An important finding that emerges from this immunohistochemical study is the extensive expression of the putative stem cell markers applied in some tumours (Table 1). This questions the validity of the used markers to identify exclusively the stem cells in a tumour. It may be that in some tumours terminally differentiated cancer cells can preserve the expression of the stem cell markers. Such a hypothesis could provide a rational for the association of ALDH with good prognosis or of CD44 with well-differentiated neoplasms. Another explanation is that stem cell markers are also proteins that may have a defined role in cell metabolism (like ALDH) or cell migration (such as integrins and hyaluronan receptors), the stimulated expression of which may occur also in differentiated cancer cells under hypoxic or acidic conditions that prevail in growing tumours. It is, therefore, possible that although stem cell markers characterise clonogenic cells, their overexpression may also occur as a stress response in differentiated cells. Moreover, as such proteins may have additional biological roles in the survival, growth and migration of tumours, the associations found with radiotherapy outcome may be a result of radioresistance conferred by this very biological process and not a result of a repopulation overactivity of stem cells identified by these markers.

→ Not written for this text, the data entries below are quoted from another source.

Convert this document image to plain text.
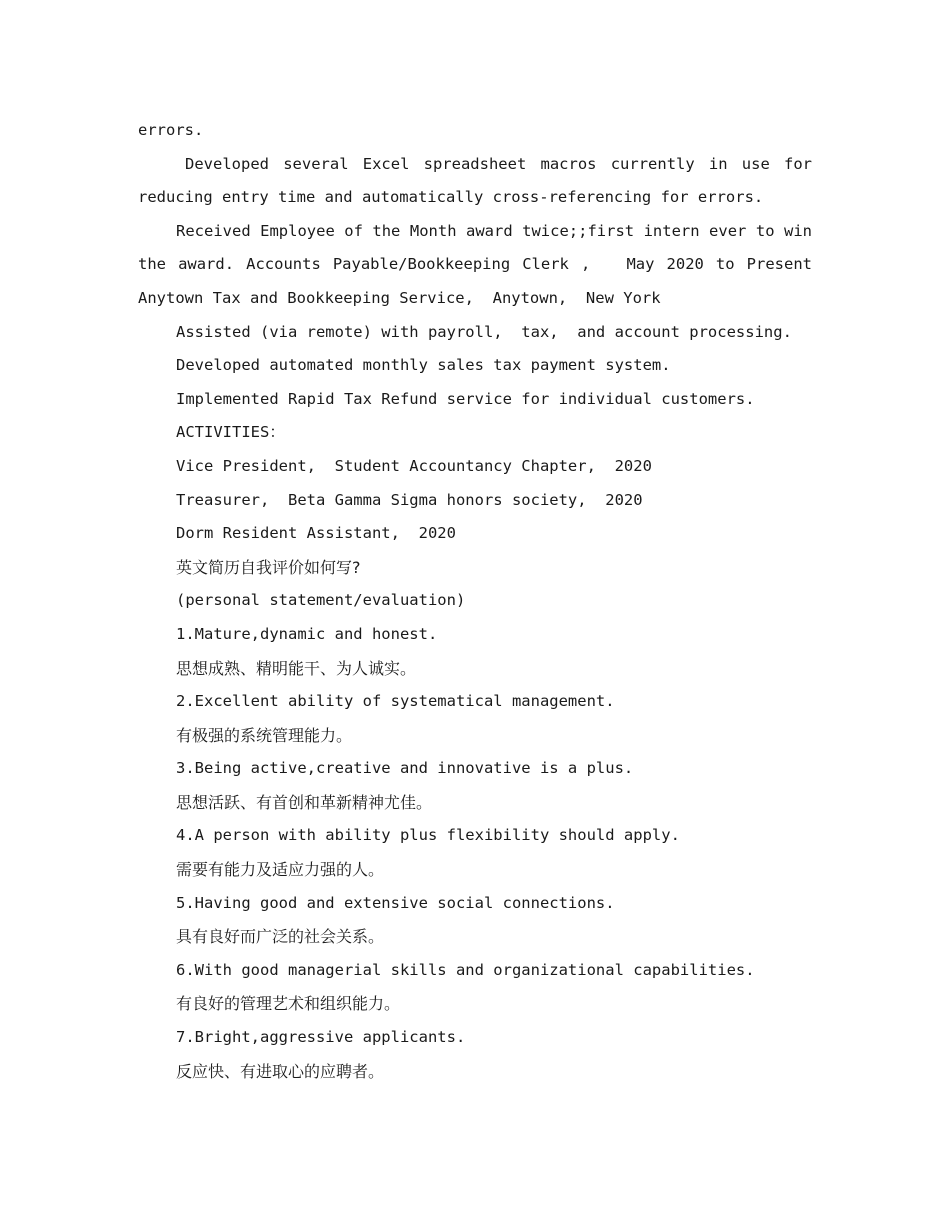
errors.

Developed several Excel spreadsheet macros currently in use for reducing entry time and automatically cross-referencing for errors.

Received Employee of the Month award twice;;first intern ever to win the award. Accounts Payable/Bookkeeping Clerk ,   May 2020 to Present Anytown Tax and Bookkeeping Service,  Anytown,  New York

Assisted (via remote) with payroll,  tax,  and account processing.
Developed automated monthly sales tax payment system.
Implemented Rapid Tax Refund service for individual customers.
ACTIVITIES：
Vice President,  Student Accountancy Chapter,  2020
Treasurer,  Beta Gamma Sigma honors society,  2020
Dorm Resident Assistant,  2020
英文简历自我评价如何写?
(personal statement/evaluation)
1.Mature,dynamic and honest.
思想成熟、精明能干、为人诚实。
2.Excellent ability of systematical management.
有极强的系统管理能力。
3.Being active,creative and innovative is a plus.
思想活跃、有首创和革新精神尤佳。
4.A person with ability plus flexibility should apply.
需要有能力及适应力强的人。
5.Having good and extensive social connections.
具有良好而广泛的社会关系。
6.With good managerial skills and organizational capabilities.
有良好的管理艺术和组织能力。
7.Bright,aggressive applicants.
反应快、有进取心的应聘者。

Despite the heterogeneity of HNSCC included in the series of patients herein analysed, which is certainly a limitation of the study, our findings suggest that integrin-β1 and Oct4 are stem cell markers for HNSCC linked with resistance to radiotherapy. CD44 when overexpressed in HNSCC characterises tumours with good differentiation, increased proliferation rate and resistance to accelerated radiotherapy. Whether targeted therapies aiming to the elimination of such tumour subpopulation or STAT3 inhibitors shown to induce differentiation of immature cell phenotype to a more radiosensitive cell population can improve the efficacy of radiotherapy is a hypothesis supported by the current findings.